19 espèces de coquillages étaient ainsi principalement consommées, ce qui est en soit remarquable par comparaison aux sites médiévaux de l’Afrique swahili. Par exemple, à Shanga (Kenya), Horton ne recense que 12 espèces de coquillages consommées, et estime que la majeure partie était employée comme appât pour la pêche ou consommés uniquement pendant les périodes de disette. En effet, la consommation de coquillages et en contradiction avec les interdits alimentaires prescrits par l’islam. Or, plus l’on descend vers le sud, le long des côtes africaines, plus les populations côtières, y compris musulmanes, consomment des coquillages. Ainsi, Horton observe qu’à Zanzibar, la consommation de coquillage est courante, elle est également pratiquée au Comores. À Mayotte, la récolte de nerita à marée basse est encore aujourd’hui très fréquente tandis que les pêcheurs emploient les lambis comme appât pour la pêche (mais dans ce cas, les coquilles sont retrouvées brisées au bord des plages).

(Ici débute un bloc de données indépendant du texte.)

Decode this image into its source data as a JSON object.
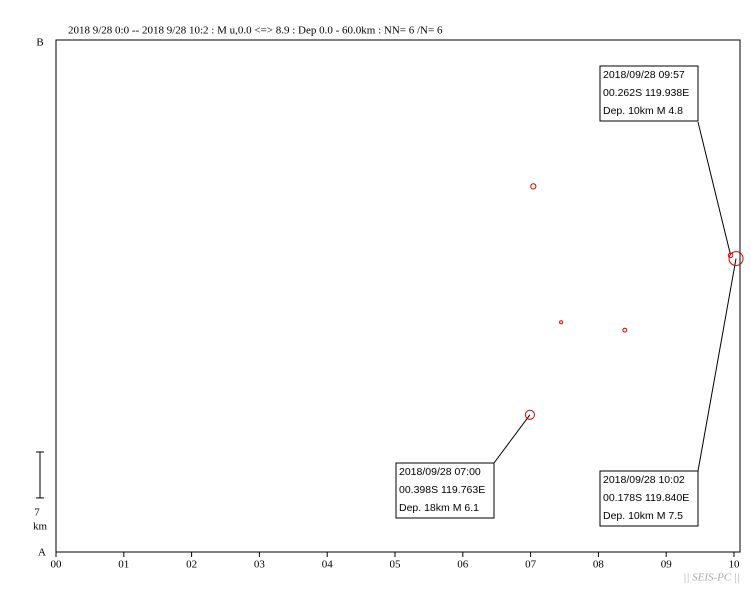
{
  "chart_data": {
    "type": "scatter",
    "title": "2018 9/28 0:0 -- 2018 9/28 10:2  : M u,0.0 <=> 8.9   :  Dep 0.0 - 60.0km  :  NN= 6 /N= 6",
    "y_top_label": "B",
    "y_bottom_label": "A",
    "scale_bar": {
      "value": 7,
      "unit": "km"
    },
    "footer": "|| SEIS-PC ||",
    "color": "#dd0000",
    "x": [
      7.04,
      7.45,
      8.39,
      6.99,
      9.95,
      10.03
    ],
    "y": [
      55.7,
      35.0,
      33.8,
      20.9,
      45.2,
      44.7
    ],
    "sizes": [
      5.0,
      4.3,
      4.6,
      6.1,
      4.8,
      7.5
    ],
    "xlim": [
      0,
      10
    ],
    "ylim": [
      0,
      78
    ],
    "xticks": [
      {
        "value": 0,
        "label": "00"
      },
      {
        "value": 1,
        "label": "01"
      },
      {
        "value": 2,
        "label": "02"
      },
      {
        "value": 3,
        "label": "03"
      },
      {
        "value": 4,
        "label": "04"
      },
      {
        "value": 5,
        "label": "05"
      },
      {
        "value": 6,
        "label": "06"
      },
      {
        "value": 7,
        "label": "07"
      },
      {
        "value": 8,
        "label": "08"
      },
      {
        "value": 9,
        "label": "09"
      },
      10
    ],
    "annotations": [
      [
        "2018/09/28 09:57",
        "00.262S  119.938E",
        "Dep. 10km    M 4.8"
      ],
      [
        "2018/09/28 07:00",
        "00.398S  119.763E",
        "Dep. 18km    M 6.1"
      ],
      [
        "2018/09/28 10:02",
        "00.178S  119.840E",
        "Dep. 10km    M 7.5"
      ]
    ]
  }
}
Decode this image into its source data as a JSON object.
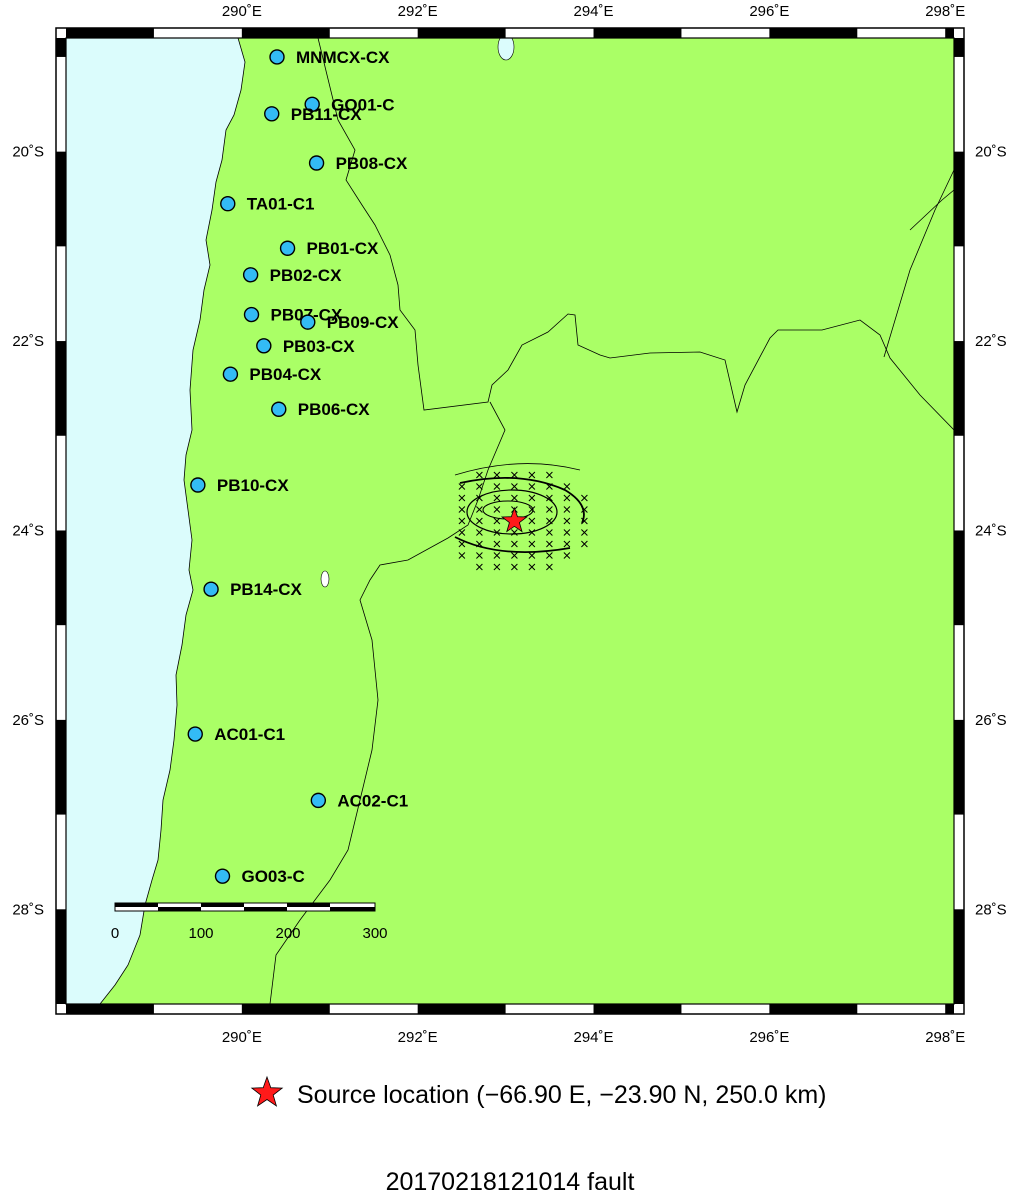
{
  "map": {
    "lon_min": 288.0,
    "lon_max": 298.1,
    "lat_min": -29.0,
    "lat_max": -18.8,
    "colors": {
      "ocean": "#dbfcfc",
      "land": "#aaff66",
      "station": "#33bbf5",
      "source": "#ff1a1a"
    },
    "x_ticks": [
      {
        "value": 290,
        "label": "290˚E"
      },
      {
        "value": 292,
        "label": "292˚E"
      },
      {
        "value": 294,
        "label": "294˚E"
      },
      {
        "value": 296,
        "label": "296˚E"
      },
      {
        "value": 298,
        "label": "298˚E"
      }
    ],
    "y_ticks": [
      {
        "value": -20,
        "label": "20˚S"
      },
      {
        "value": -22,
        "label": "22˚S"
      },
      {
        "value": -24,
        "label": "24˚S"
      },
      {
        "value": -26,
        "label": "26˚S"
      },
      {
        "value": -28,
        "label": "28˚S"
      }
    ]
  },
  "stations": [
    {
      "name": "MNMCX-CX",
      "lon": 290.4,
      "lat": -19.0
    },
    {
      "name": "GO01-C",
      "lon": 290.8,
      "lat": -19.5
    },
    {
      "name": "PB11-CX",
      "lon": 290.34,
      "lat": -19.6
    },
    {
      "name": "PB08-CX",
      "lon": 290.85,
      "lat": -20.12
    },
    {
      "name": "TA01-C1",
      "lon": 289.84,
      "lat": -20.55
    },
    {
      "name": "PB01-CX",
      "lon": 290.52,
      "lat": -21.02
    },
    {
      "name": "PB02-CX",
      "lon": 290.1,
      "lat": -21.3
    },
    {
      "name": "PB07-CX",
      "lon": 290.11,
      "lat": -21.72
    },
    {
      "name": "PB09-CX",
      "lon": 290.75,
      "lat": -21.8
    },
    {
      "name": "PB03-CX",
      "lon": 290.25,
      "lat": -22.05
    },
    {
      "name": "PB04-CX",
      "lon": 289.87,
      "lat": -22.35
    },
    {
      "name": "PB06-CX",
      "lon": 290.42,
      "lat": -22.72
    },
    {
      "name": "PB10-CX",
      "lon": 289.5,
      "lat": -23.52
    },
    {
      "name": "PB14-CX",
      "lon": 289.65,
      "lat": -24.62
    },
    {
      "name": "AC01-C1",
      "lon": 289.47,
      "lat": -26.15
    },
    {
      "name": "AC02-C1",
      "lon": 290.87,
      "lat": -26.85
    },
    {
      "name": "GO03-C",
      "lon": 289.78,
      "lat": -27.65
    }
  ],
  "source": {
    "lon": 293.1,
    "lat": -23.9
  },
  "scale_bar": {
    "ticks": [
      "0",
      "100",
      "200",
      "300"
    ]
  },
  "legend": {
    "text": "Source location (−66.90 E, −23.90 N, 250.0 km)"
  },
  "title": "20170218121014 fault"
}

Les espèces les plus abondantes dans les niveaux archéologiques à Acoua sont celles qui se récoltent facilement le long du littoral, contre les rochers, à marée basse. Lors des marées à plus forte amplitude, des espèces comme des lambis, tridacna ou triton étaient collectées. Très souvent, les individus ont été ramassés avant d’atteindre leur âge adulte, signe d’une récolte systématique des coquillages, sans recherche de gestion de la ressource, ce qui peut expliquer les variations des quantités fournies selon les couches archéologiques: certaines espèces, surexploitées, disparaissant des récoltes. Les plus grands individus ont volontairement été brisés pour extraire le mollusque.

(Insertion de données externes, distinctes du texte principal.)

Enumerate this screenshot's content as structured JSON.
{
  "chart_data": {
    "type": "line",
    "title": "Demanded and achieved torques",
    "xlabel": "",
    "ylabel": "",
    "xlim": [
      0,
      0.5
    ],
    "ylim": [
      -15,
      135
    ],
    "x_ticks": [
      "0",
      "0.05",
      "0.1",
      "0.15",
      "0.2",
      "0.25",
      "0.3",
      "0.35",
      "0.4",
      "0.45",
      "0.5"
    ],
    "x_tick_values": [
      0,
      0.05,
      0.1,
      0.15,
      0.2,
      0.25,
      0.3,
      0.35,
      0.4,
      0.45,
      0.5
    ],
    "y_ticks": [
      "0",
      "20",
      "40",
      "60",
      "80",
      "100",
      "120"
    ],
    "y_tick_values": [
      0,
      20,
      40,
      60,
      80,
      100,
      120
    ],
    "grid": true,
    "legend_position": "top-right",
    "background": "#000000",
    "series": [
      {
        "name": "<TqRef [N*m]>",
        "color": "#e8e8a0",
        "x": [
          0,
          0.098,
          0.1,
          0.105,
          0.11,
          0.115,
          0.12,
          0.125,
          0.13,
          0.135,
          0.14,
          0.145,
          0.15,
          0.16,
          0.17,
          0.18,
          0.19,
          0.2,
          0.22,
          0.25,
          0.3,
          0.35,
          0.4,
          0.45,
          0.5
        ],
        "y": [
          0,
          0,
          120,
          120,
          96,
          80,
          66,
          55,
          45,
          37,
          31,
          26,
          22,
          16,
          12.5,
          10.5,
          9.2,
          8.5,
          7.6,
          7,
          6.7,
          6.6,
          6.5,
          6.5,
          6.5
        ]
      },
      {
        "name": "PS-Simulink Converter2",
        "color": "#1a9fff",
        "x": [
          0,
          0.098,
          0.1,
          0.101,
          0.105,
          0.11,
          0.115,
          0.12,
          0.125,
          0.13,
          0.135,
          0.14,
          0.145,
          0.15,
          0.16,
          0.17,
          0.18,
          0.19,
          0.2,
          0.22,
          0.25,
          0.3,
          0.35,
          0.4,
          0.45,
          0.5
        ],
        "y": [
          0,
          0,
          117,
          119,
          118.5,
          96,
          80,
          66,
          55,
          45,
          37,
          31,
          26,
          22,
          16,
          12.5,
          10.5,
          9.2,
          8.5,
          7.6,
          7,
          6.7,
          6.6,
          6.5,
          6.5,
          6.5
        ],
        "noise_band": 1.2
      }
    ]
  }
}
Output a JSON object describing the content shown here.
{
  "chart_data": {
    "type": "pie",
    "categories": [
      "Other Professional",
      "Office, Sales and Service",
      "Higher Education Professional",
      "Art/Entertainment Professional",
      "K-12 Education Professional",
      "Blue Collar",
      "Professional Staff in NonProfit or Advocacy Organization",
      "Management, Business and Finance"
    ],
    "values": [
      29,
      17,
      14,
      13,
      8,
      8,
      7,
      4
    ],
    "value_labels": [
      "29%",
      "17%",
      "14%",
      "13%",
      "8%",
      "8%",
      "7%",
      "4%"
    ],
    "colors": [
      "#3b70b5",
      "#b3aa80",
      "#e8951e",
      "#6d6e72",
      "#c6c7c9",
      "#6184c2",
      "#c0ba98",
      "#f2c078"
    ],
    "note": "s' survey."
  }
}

Toutes les espèces ne sont pas représentées parmi les rejets alimentaires: les cônes en sont quasiment absents par exemple. Enfin, les huitres et moules ne se rencontrent que dans les niveaux du XIIIe-XIVe siècle. On ne retrouve pas l’abondance des arca anadara erythraeonensis, consommés en grande quantité sur les sites de Majicavo et Dzaoudzi (niveaux d’époque Hanyoudrou repérés en 2011) et qui étaient également employés pour décorer les céramiques locales jusqu’au XIIIe siècle.
À gauche nerita longii, à droite nerita lineata.
L'espèce nerita est très abondante parmi les rejets alimentaires. Encore aujourd'hui, à Mayotte, cette espèce est collectée à marée basse, par les femmes, malgré la faible quantité de nourriture offerte par ce mollusque.
À gauche lambis, à droite lambis chiragra.
À gauche strombina, à droite cerithium.
À gauche calliostoma ligatum, à droite turbo marmoratus. La coquille du turbo est couramment employée pour confectionner des cuillères en nacre.
À gauche, strombus lentiginosus , à droite cymatium (triton).
cypraea (annulus, monneta et tigris): ici assurément récoltés pour être consommés, ces coquillages sont aussi connus pour avoir servi de monnaie (cauris) dans l'océan indien durant l'époque moderne.
À gauche tectus conus, à droite strombus.
À gauche arca anadara erythraeonensis et à droite tridacna maxima.
À gauche mytiloida, à droite ostrea.
À gauche harpa ventricosa, à droite achatina. L'escargot terrestre est tellement abondant parmi les rejets du dépotoir que sa consommation est quasiment certaine.